Forget hoodoo: Attention to craftsmanship is its own kind of curse. Because Iain Softley's Southern gothic thriller "The Skeleton Key" is one of those late-summer releases that gets its turn only after all the big blockbusters have spent themselves -- and because the previews make it look kind of dumb -- moviegoers may just assume it's a piece of junk. Actually, it may not be junky enough: Softley, working from a script by Ehren Kruger ("The Ring Two"), puts so much care into layering moods and textures that he doesn't always scoot the action along as briskly as he should. There are sections of "The Skeleton Key" that feel poky and tasteful, as if throwing off too much energy would be an affront to good Southern manners. It's so genteel in mood and feeling that it doesn't fully spring to crazy life until too near the end.
Still, that's all part of Softley's plan. And what other picture this summer is going to give us creepy broken dolls, drawers and shelves full of yellowed bones and monkey skulls, and dusty jars filled with pickled pink-gray whatsits? And what other picture is going to give us flashes of Kate Hudson in her skivvies -- a kind of hoodoo in their own right? In "The Skeleton Key," earnest hospice worker Hudson takes a job at a vine-draped Louisiana estate to care for stroke victim John Hurt. Hurt's wife, polite but shifty-eyed Gena Rowlands, mistrusts Hudson from the start: As she keeps telling the family lawyer, Peter Sarsgaard, who's trying to help the old folks through these tough times, "She won't understand the house."

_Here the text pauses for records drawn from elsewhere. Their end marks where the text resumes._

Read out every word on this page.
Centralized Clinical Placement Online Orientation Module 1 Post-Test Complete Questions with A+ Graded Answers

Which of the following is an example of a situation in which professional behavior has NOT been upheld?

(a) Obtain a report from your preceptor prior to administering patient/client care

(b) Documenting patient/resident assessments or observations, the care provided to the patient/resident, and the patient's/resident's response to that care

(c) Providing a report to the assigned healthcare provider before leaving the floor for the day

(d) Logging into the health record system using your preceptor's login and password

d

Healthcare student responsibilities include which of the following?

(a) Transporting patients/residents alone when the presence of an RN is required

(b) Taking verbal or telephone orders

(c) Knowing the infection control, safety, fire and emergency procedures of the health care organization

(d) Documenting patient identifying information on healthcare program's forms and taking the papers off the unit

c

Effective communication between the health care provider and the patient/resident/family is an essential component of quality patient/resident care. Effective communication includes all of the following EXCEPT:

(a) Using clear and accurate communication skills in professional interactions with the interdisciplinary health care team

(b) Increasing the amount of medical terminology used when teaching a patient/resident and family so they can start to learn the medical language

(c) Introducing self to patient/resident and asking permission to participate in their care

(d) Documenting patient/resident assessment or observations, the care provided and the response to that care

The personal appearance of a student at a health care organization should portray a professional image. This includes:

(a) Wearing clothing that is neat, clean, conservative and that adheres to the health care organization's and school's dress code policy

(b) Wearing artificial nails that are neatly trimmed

And who in their right mind would? This architectural ode to the old-time graciousness of the South is pretty enough from the outside, but inside, it's a warren of boarded-up doors just waiting for the right key, ominous rooms lit only by the meager shafts of light that manage to sneak through slatted windows, and crackled-cream doors and window frames that look as if they haven't seen the wet end of a paintbrush since 19-ought-two. (Cinematographer Daniel Mendel gives the movie a moody, moist look.) Disquieting religious statues nestled into various dark corners keep their glass eyes trained watchfully on the goings-on. Little wonder Hudson comes to believe that something isn't quite right with the place -- or with Rowlands, who has some very strict rules about when and how her bedridden, now-mute husband should get his "remedies."
Softley allows the tension to build slowly, using props as touchstones to help us find our way through the picture. (My favorite is a spooky, scratchy conjurers' recording from the '20s, which sounds like something from the 1981 Brian Eno/David Byrne collaboration "My Life in the Bush of Ghosts," only creepier.) This is just the kind of thriller you'd expect Softley to make -- if you ever know what to expect from Softley. His previous pictures include "The Wings of the Dove," a Henry James adaptation with a seductively soft look and a suprisingly sharp edge, and the Stu Sutcliffe biopic "Backbeat," which I consider his finest picture, as well as one of the greatest rock 'n' roll movies ever made. Softley is an intelligent, thoughtful director, and the travesty "K-Pax" is the proof. It's a picture that's hated, with very good reason, by almost everyone, but the typical Softley care and workmanship is there in every scene. There is such a thing as a noble failure, although I confess I wouldn't want to suffer through "K-Pax" again just to diagram the flow of its scenes or to relive its astonishing visual textures.
But with "The Skeleton Key," we're clearly in the hands of someone who knows what he's doing, and this time, we're having fun. The performances don't hurt: Rowlands gives us polite Southern graciousness with enough sinister undertones to keep us guessing -- is she a genuine bad 'un, or just fruity and reclusive? And Hudson, in addition to looking lovely in those skivvies, is given a far more interesting vehicle than the dumb romantic comedies she's been saddled with: Her character is a sunny idealist who dreams of becoming a nurse, but Hudson also shows us the dark, muted layers of determination beneath those ambitions. In this picture more than any other -- with the possible exception of "Almost Famous" -- I see the best qualities of her mother, Goldie Hawn, an extraordinary actress who sabotaged her own career by getting too hung up on being a beloved cuddlebug. There's lots of hope for Hudson, who, like her mother, is adorable, but who, also like her mother, has a flinty directness that's borderline intimidating.
No director yet has found the best use for Hudson, the role that will tap those terrifying and thrilling reserves that are just lying in wait. But Softley comes closer than anybody has. He always knows what he's doing -- he now needs more and better chances to actually do it.